Horizontal Spring - Block Oscillator

Another type of simple harmonic motion system is the horizontal spring-block oscillator. In this set-up, the spring is held in horizontal direction, thus, the object moving in simple harmonic moves from right to left or east to west repeatedly. A spring in equilibrium position is attached to a wall, and an object with a mass, \(m\) applies a force stretching the spring to a maximum displacement, \(A\). Oppositely, a restoring force from the spring pulls the object back to equilibrium position. This horizontal motion then repeats for a period of time and thus executing simple harmonic motion.

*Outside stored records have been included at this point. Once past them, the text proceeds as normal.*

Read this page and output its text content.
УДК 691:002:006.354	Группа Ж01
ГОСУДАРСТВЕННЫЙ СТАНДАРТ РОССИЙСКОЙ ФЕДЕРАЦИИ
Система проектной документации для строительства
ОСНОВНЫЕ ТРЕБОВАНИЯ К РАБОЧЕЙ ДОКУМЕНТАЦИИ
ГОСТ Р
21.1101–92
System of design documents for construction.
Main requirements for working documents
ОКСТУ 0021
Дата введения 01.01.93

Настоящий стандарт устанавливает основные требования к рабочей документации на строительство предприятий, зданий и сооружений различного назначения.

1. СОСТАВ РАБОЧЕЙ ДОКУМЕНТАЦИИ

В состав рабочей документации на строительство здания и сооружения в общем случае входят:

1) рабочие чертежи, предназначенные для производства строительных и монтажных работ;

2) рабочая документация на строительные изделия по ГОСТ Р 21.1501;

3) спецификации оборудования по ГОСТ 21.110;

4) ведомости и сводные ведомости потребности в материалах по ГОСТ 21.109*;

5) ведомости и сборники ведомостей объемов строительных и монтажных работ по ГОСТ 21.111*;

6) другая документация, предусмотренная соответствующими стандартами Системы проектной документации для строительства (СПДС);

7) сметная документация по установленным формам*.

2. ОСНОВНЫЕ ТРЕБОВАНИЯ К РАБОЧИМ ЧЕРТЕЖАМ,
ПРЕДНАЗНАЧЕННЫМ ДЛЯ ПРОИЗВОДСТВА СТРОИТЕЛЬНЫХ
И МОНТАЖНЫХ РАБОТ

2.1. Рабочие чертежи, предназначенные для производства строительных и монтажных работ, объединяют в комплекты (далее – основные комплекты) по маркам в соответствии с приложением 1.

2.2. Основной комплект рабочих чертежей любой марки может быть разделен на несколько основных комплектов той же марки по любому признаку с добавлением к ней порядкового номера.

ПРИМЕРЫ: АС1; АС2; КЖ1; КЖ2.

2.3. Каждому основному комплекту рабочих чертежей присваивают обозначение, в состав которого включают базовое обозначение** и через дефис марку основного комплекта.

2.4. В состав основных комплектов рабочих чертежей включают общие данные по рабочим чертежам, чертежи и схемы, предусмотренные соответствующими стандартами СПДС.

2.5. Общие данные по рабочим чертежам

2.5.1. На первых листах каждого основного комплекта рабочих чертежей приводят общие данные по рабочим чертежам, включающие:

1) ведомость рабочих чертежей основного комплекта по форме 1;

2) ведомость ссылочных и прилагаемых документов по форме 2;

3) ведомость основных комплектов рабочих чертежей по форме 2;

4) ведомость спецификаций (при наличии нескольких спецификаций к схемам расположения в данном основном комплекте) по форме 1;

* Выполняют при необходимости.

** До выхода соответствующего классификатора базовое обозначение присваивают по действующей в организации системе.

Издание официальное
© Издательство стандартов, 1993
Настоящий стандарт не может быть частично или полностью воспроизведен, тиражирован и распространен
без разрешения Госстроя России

The simple harmonic motion horizontal spring-block oscillation depends on the mass of the object and the force of the spring. It shows the relationship between the angular frequency, frequency, and the period of oscillation. The angular frequency is defined by the mass of the object and the spring constant. Mathematically, it can be expressed as

\(\omega=\sqrt{\frac{k}{m}}\).

Using the relationship between the period and angular frequency, the period can be written as

\(T=\frac{2\pi}{\omega}\)

substituting \(\omega=\sqrt{\frac{k}{m}}\), the above equation can be expressed as

\(T=2\pi \sqrt{\frac{m}{k}}\).

The total energy of a horizontal-spring block oscillator is constant. However, the continuing motion indicates the transfer of kinetic energy to elastic potential energy, vice versa, repeatedly. Thus, the total energy is given by

\(E_T=KE=EPE\)

substituting \(KE=\frac 12 mv^2\) and \(EPE=\frac 12 kx^2\)

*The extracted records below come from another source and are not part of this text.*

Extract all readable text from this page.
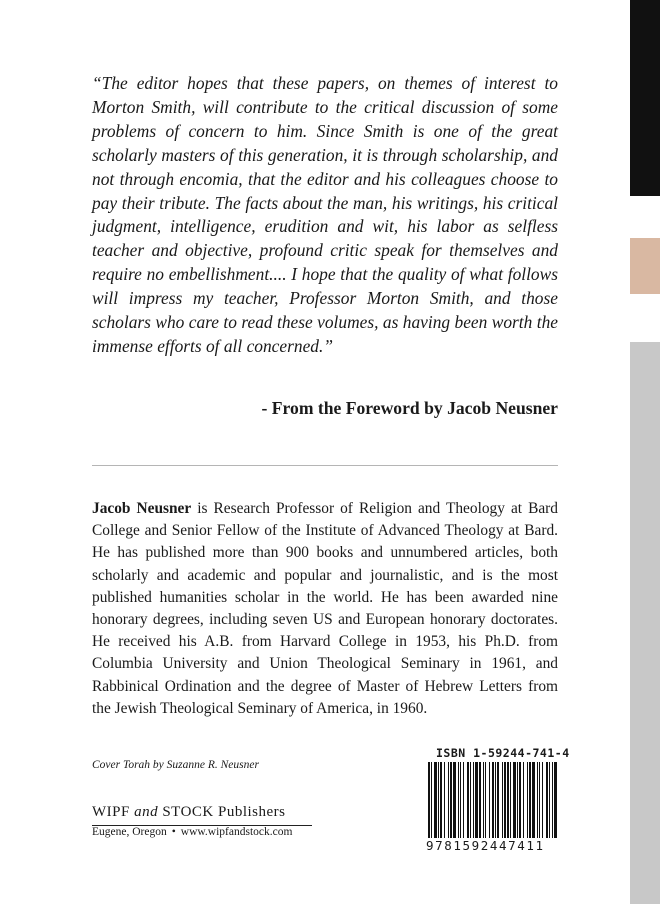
“The editor hopes that these papers, on themes of interest to Morton Smith, will contribute to the critical discussion of some problems of concern to him. Since Smith is one of the great scholarly masters of this generation, it is through scholarship, and not through encomia, that the editor and his colleagues choose to pay their tribute. The facts about the man, his writings, his critical judgment, intelligence, erudition and wit, his labor as selfless teacher and objective, profound critic speak for themselves and require no embellishment.... I hope that the quality of what follows will impress my teacher, Professor Morton Smith, and those scholars who care to read these volumes, as having been worth the immense efforts of all concerned.”

- From the Foreword by Jacob Neusner

Jacob Neusner is Research Professor of Religion and Theology at Bard College and Senior Fellow of the Institute of Advanced Theology at Bard. He has published more than 900 books and unnumbered articles, both scholarly and academic and popular and journalistic, and is the most published humanities scholar in the world. He has been awarded nine honorary degrees, including seven US and European honorary doctorates. He received his A.B. from Harvard College in 1953, his Ph.D. from Columbia University and Union Theological Seminary in 1961, and Rabbinical Ordination and the degree of Master of Hebrew Letters from the Jewish Theological Seminary of America, in 1960.

Cover Torah by Suzanne R. Neusner

WIPF and STOCK Publishers

Eugene, Oregon • www.wipfandstock.com

ISBN 1-59244-741-4
9781592447411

\(E_T=\frac 12 mv^2=\frac 12 kx^2\).


Example 1.

A spring is attached horizontally to a wall. When a \(6.0-kg\) object is attached at the end of the spring, what is the period of oscillation if the spring is stretched to a maximum displacement of \(0.5\; m\). Calculate for the angular frequency given that the spring constant is \(500 \;N/m\).

Given:

\(m=6.0\;kg\\ x=0.5\;m\\ k=500\;N/m\)


Solution 1.

Solve for the period using \(T=2\pi \sqrt{\frac{m}{k}}\).

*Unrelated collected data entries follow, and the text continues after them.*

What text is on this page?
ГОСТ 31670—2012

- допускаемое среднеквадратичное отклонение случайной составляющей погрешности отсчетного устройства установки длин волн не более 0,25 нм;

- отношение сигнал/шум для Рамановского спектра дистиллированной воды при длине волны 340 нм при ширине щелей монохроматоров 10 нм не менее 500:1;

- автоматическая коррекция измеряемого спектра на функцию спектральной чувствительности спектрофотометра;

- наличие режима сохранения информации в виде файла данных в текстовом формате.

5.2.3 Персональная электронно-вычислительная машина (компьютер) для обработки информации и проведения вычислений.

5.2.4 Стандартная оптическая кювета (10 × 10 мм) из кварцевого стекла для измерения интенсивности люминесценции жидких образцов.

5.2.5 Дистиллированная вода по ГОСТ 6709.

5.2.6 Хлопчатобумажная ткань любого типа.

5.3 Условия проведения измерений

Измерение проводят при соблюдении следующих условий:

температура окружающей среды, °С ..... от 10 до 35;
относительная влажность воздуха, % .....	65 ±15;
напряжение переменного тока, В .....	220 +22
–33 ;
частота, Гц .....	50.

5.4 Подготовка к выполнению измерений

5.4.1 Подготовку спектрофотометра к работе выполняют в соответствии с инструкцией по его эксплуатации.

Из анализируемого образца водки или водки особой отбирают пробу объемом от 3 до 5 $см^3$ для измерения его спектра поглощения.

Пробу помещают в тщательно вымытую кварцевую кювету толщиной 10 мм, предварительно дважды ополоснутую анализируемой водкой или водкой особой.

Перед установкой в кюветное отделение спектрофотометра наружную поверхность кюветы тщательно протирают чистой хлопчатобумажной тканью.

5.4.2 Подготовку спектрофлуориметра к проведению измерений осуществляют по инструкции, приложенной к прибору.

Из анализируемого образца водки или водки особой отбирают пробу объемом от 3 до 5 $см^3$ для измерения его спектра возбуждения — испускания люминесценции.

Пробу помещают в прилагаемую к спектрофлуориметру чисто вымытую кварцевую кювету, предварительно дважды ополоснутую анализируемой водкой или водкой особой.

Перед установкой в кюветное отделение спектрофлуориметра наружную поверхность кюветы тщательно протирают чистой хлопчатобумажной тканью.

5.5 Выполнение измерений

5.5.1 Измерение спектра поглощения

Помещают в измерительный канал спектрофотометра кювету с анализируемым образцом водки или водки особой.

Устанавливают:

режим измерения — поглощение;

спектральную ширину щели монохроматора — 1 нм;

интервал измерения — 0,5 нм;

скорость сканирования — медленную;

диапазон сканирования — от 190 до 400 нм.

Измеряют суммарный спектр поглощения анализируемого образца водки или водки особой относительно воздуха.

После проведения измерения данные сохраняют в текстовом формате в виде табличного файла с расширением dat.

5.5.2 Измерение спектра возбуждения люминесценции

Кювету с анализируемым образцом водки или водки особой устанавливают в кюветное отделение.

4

\(T=2\pi \sqrt{\frac{6.0\;kg}{500\;N/m}}=0.69\;s\)

hence, it takes 0.69 s to complete one cycle of back and forth motion.


Solution 2.

 The angular frequency can be solved by the equation \(T=\frac{2\pi}{\omega}\).

\(\omega=\frac{2\pi}{T}=\frac{2\pi}{0.69\;s}=9.1\;rad/s\).

 

Or it can be done using the formula for angular frequency \(\omega=\sqrt{\frac{k}{m}}\).

\(\omega=\sqrt{\frac{500N/m}{6.0\;kg}}=9.1\;rad/s\).


Example 2.

A horizontal spring with a 10-kg object at its end is stretched to 2.0 m by a force of 80 N. a. Find the spring constant. b. What is the total energy of the system. c. How much time does it take for one complete oscillation cycle?

Given:

\(m=10\;kg\\ x=2.0\;m\\ F=80\;N\)


Solution 1.

The spring constant can be solved using the Hooke's Law \(F=kx\).

\(k=\frac {F}{x}=\frac {80\;N}{2.0\;m}=40\;N/m\).

Hence, the spring constant is equal to \(40\;N/m\). 


Solution 2.

To solve for the total energy of the system, we could use the formula for the elastic potential energy \(EPE=\frac 12kx^2\).

\(E_T=EPE=\frac 12(40\;N/m)(2.0\;m)^2=80\;J\).

Thus, the amount of energy conserved all throughout the simple harmonic motion is \(80\;J.\)


Solution 3.

The time it takes to complete one cycle of oscillation is the period of the simple harmonic motion given by \(T=2\pi \sqrt{\frac{m}{k}}\).

\(T=2\pi \sqrt{\frac{10\;kg}{40\;N/m}}=3.14\;s\).

Therefore, it takes \(3.14 \;s\) to complete one oscillation cycle.